A l'occasion des 20 ans de la mort de François Mitterrand, Christophe Barbier, directeur de l'Express et auteur d'une biographie sur les derniers jours de l'ancien président, revient sur l'héritage politique et sur les zones d'ombre de ce dernier.
«J'ai eu la chance de ne pas le fréquenter assidûment», avertit l'auteur des Derniers jours de François Mitterrand. «Ceux qui le fréquentaient trop devenaient soit des courtisans, soit des critiques absolus. Quand on a été comme moi dans une forme de distance, ça permet d'éviter ces deux travers».

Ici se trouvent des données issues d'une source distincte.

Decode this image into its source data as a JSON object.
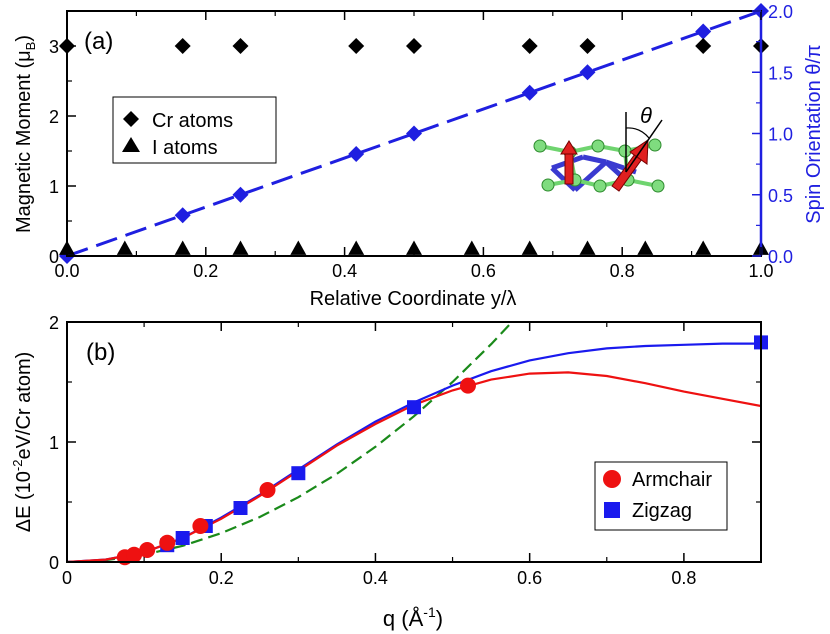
{
  "colors": {
    "spin": "#1f1fe0",
    "armchair": "#ee1111",
    "zigzag": "#1a1aee",
    "fit": "#1a8a1a",
    "axis": "#000000"
  },
  "chart_data": [
    {
      "type": "scatter",
      "panel_label": "(a)",
      "xlabel": "Relative Coordinate y/λ",
      "ylabel_left": "Magnetic Moment (μ",
      "ylabel_left_sub": "B",
      "ylabel_left_end": ")",
      "ylabel_right": "Spin Orientation θ/π",
      "xlim": [
        0,
        1
      ],
      "ylim_left": [
        0,
        3.5
      ],
      "ylim_right": [
        0,
        2
      ],
      "xticks": [
        0.0,
        0.2,
        0.4,
        0.6,
        0.8,
        1.0
      ],
      "xtick_labels": [
        "0.0",
        "0.2",
        "0.4",
        "0.6",
        "0.8",
        "1.0"
      ],
      "yticks_left": [
        0,
        1,
        2,
        3
      ],
      "ytick_labels_left": [
        "0",
        "1",
        "2",
        "3"
      ],
      "yticks_right": [
        0.0,
        0.5,
        1.0,
        1.5,
        2.0
      ],
      "ytick_labels_right": [
        "0.0",
        "0.5",
        "1.0",
        "1.5",
        "2.0"
      ],
      "legend_entries": [
        "Cr atoms",
        "I atoms"
      ],
      "inset_symbol": "θ",
      "series": [
        {
          "name": "Cr atoms",
          "marker": "diamond",
          "axis": "left",
          "x": [
            0.0,
            0.1667,
            0.25,
            0.4167,
            0.5,
            0.6667,
            0.75,
            0.9167,
            1.0
          ],
          "y": [
            3.0,
            3.0,
            3.0,
            3.0,
            3.0,
            3.0,
            3.0,
            3.0,
            3.0
          ]
        },
        {
          "name": "I atoms",
          "marker": "triangle",
          "axis": "left",
          "x": [
            0.0,
            0.0833,
            0.1667,
            0.25,
            0.3333,
            0.4167,
            0.5,
            0.5833,
            0.6667,
            0.75,
            0.8333,
            0.9167,
            1.0
          ],
          "y": [
            0.05,
            0.05,
            0.05,
            0.05,
            0.05,
            0.05,
            0.05,
            0.05,
            0.05,
            0.05,
            0.05,
            0.05,
            0.05
          ]
        },
        {
          "name": "Spin orientation",
          "marker": "diamond",
          "axis": "right",
          "line": "dashed",
          "x": [
            0.0,
            0.1667,
            0.25,
            0.4167,
            0.5,
            0.6667,
            0.75,
            0.9167,
            1.0
          ],
          "y": [
            0.0,
            0.333,
            0.5,
            0.833,
            1.0,
            1.333,
            1.5,
            1.833,
            2.0
          ]
        }
      ]
    },
    {
      "type": "scatter",
      "panel_label": "(b)",
      "xlabel": "q (Å",
      "xlabel_sup": "-1",
      "xlabel_end": ")",
      "ylabel": "ΔE (10",
      "ylabel_sup": "-2",
      "ylabel_end": "eV/Cr atom)",
      "xlim": [
        0,
        0.9
      ],
      "ylim": [
        0,
        2
      ],
      "xticks": [
        0,
        0.2,
        0.4,
        0.6,
        0.8
      ],
      "xtick_labels": [
        "0",
        "0.2",
        "0.4",
        "0.6",
        "0.8"
      ],
      "yticks": [
        0,
        1,
        2
      ],
      "ytick_labels": [
        "0",
        "1",
        "2"
      ],
      "legend_entries": [
        "Armchair",
        "Zigzag"
      ],
      "series": [
        {
          "name": "Armchair",
          "marker": "circle",
          "x": [
            0.075,
            0.087,
            0.104,
            0.13,
            0.173,
            0.26,
            0.52
          ],
          "y": [
            0.04,
            0.06,
            0.1,
            0.16,
            0.3,
            0.6,
            1.47
          ]
        },
        {
          "name": "Zigzag",
          "marker": "square",
          "x": [
            0.13,
            0.15,
            0.18,
            0.225,
            0.3,
            0.45,
            0.9
          ],
          "y": [
            0.14,
            0.2,
            0.3,
            0.45,
            0.74,
            1.29,
            1.83
          ]
        },
        {
          "name": "Armchair fit",
          "line": "solid",
          "color": "armchair",
          "x": [
            0,
            0.05,
            0.1,
            0.15,
            0.2,
            0.25,
            0.3,
            0.35,
            0.4,
            0.45,
            0.5,
            0.55,
            0.6,
            0.65,
            0.7,
            0.75,
            0.8,
            0.85,
            0.9
          ],
          "y": [
            0,
            0.02,
            0.08,
            0.2,
            0.36,
            0.55,
            0.76,
            0.97,
            1.15,
            1.31,
            1.43,
            1.52,
            1.57,
            1.58,
            1.55,
            1.49,
            1.42,
            1.36,
            1.3
          ]
        },
        {
          "name": "Zigzag fit",
          "line": "solid",
          "color": "zigzag",
          "x": [
            0,
            0.05,
            0.1,
            0.15,
            0.2,
            0.25,
            0.3,
            0.35,
            0.4,
            0.45,
            0.5,
            0.55,
            0.6,
            0.65,
            0.7,
            0.75,
            0.8,
            0.85,
            0.9
          ],
          "y": [
            0,
            0.02,
            0.08,
            0.2,
            0.37,
            0.56,
            0.77,
            0.98,
            1.17,
            1.33,
            1.47,
            1.59,
            1.68,
            1.74,
            1.78,
            1.8,
            1.81,
            1.82,
            1.82
          ]
        },
        {
          "name": "Quadratic fit",
          "line": "dashed",
          "color": "fit",
          "x": [
            0,
            0.05,
            0.1,
            0.15,
            0.2,
            0.25,
            0.3,
            0.35,
            0.4,
            0.45,
            0.5,
            0.55,
            0.577
          ],
          "y": [
            0,
            0.015,
            0.06,
            0.135,
            0.24,
            0.375,
            0.54,
            0.735,
            0.96,
            1.215,
            1.5,
            1.815,
            2.0
          ]
        }
      ]
    }
  ]
}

Avec impartialité et précision, Christophe Barbier revient pour RT France sur la personnalité d'un des hommes de gauche les plus complexes du XXème siècle et sur les multiples dimensions de son héritage.
Référence pour les uns, diable machiavélique pour d'autres, 20 ans après sa mort, Mitterrand fascine encore.

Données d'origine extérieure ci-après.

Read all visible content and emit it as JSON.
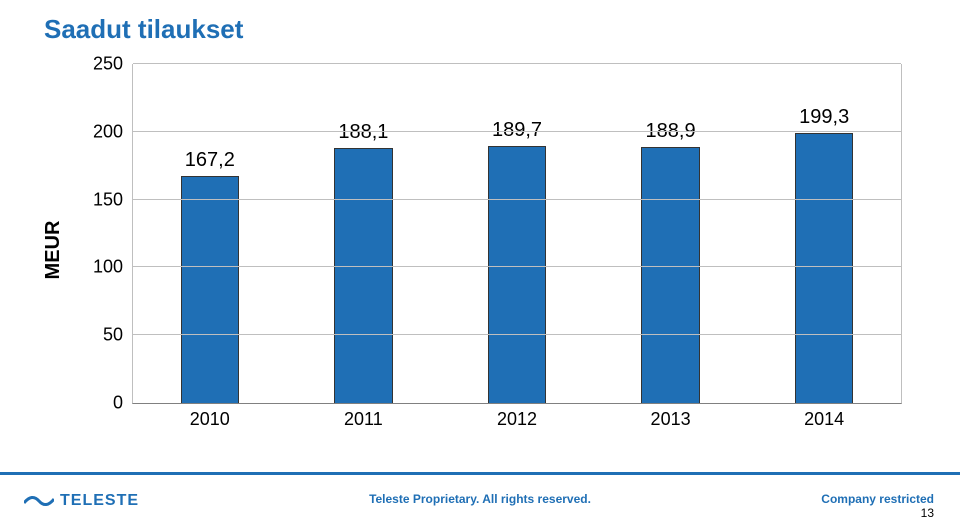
{
  "title": {
    "text": "Saadut tilaukset",
    "color": "#1f6fb5",
    "fontsize": 26
  },
  "chart": {
    "type": "bar",
    "ylabel": "MEUR",
    "ylabel_fontsize": 20,
    "ylabel_color": "#000000",
    "ylim": [
      0,
      250
    ],
    "ytick_step": 50,
    "yticks": [
      0,
      50,
      100,
      150,
      200,
      250
    ],
    "categories": [
      "2010",
      "2011",
      "2012",
      "2013",
      "2014"
    ],
    "values": [
      167.2,
      188.1,
      189.7,
      188.9,
      199.3
    ],
    "value_labels": [
      "167,2",
      "188,1",
      "189,7",
      "188,9",
      "199,3"
    ],
    "bar_color": "#1f6fb5",
    "bar_border_color": "#333333",
    "grid_color": "#bfbfbf",
    "axis_color": "#808080",
    "tick_fontsize": 18,
    "tick_color": "#000000",
    "data_label_fontsize": 20,
    "data_label_color": "#000000",
    "bar_width_ratio": 0.38,
    "plot_background": "#ffffff"
  },
  "footer": {
    "rule_color": "#1f6fb5",
    "logo_text": "TELESTE",
    "logo_color": "#1f6fb5",
    "center_text": "Teleste Proprietary. All rights reserved.",
    "right_text": "Company restricted",
    "text_color": "#1f6fb5",
    "fontsize": 12,
    "page_number": "13",
    "page_number_color": "#000000"
  }
}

Un héritage difficile à assumer
«La gauche a un double problème avec l'héritage Mitterrand», résume Christophe Barbier. «D'abord, elle l'a elle-même coupé en morceaux, pour trier le bon du mauvais, donc elle serait malvenue de reprendre Mitterrand en bloc ; seul Mélenchon le fait ! Et puis Mitterrand est mort il y a 20 ans, donc se référer trop à lui ancre dans un passé qui n'a plus de valeur aujourd'hui».
Les leaders de gauche qui veulent avoir un avenir doivent révérer Mitterrand, mais ne pas se référer à Mitterrand
Comparant François Hollande à son prédécesseur, Christophe Barbier est sans pitié : «Si dans la pratique, il fait son petit Mitterrand – il divise, joue les uns contre les autres, gère des contradictions... – il n'a pas la puissance et l'ascendant sur son camp que pouvait avoir François Mitterrand».
En somme, l'héritage de François Mitterrand, se résumerait surtout à une gauche orpheline, en doute idéologique et en doute sur son leadership.
«La gauche est dans une triple crise qui n'existait pas du temps de Mitterrand», conclut Christophe Barbier. «Il avait défini le socialisme, il avait un programme et personne ne le contestait comme chef».
La gauche est dans une triple crise qui n'existait pas du temps de Mitterrand. Il avait défini le socialisme, il avait un programme et personne ne le contestait comme chef
Selon un sondage, 2 français sur 3 auraient un bon souvenir de sa présidence. Une simple nostalgie envers une personne disparue ?
Christophe Barbier trouve «normal» que deux français sur trois admettent garder un bon souvenir de Mitterrand. «C'était les années 1980, il y avait un débat politique, l'idéologie existait encore», justifie le directeur de L'Express, concédant à l'ancien président une dimension intellectuelle exceptionnelle, qui rendrait selon lui les personnages politiques actuels comme des nains.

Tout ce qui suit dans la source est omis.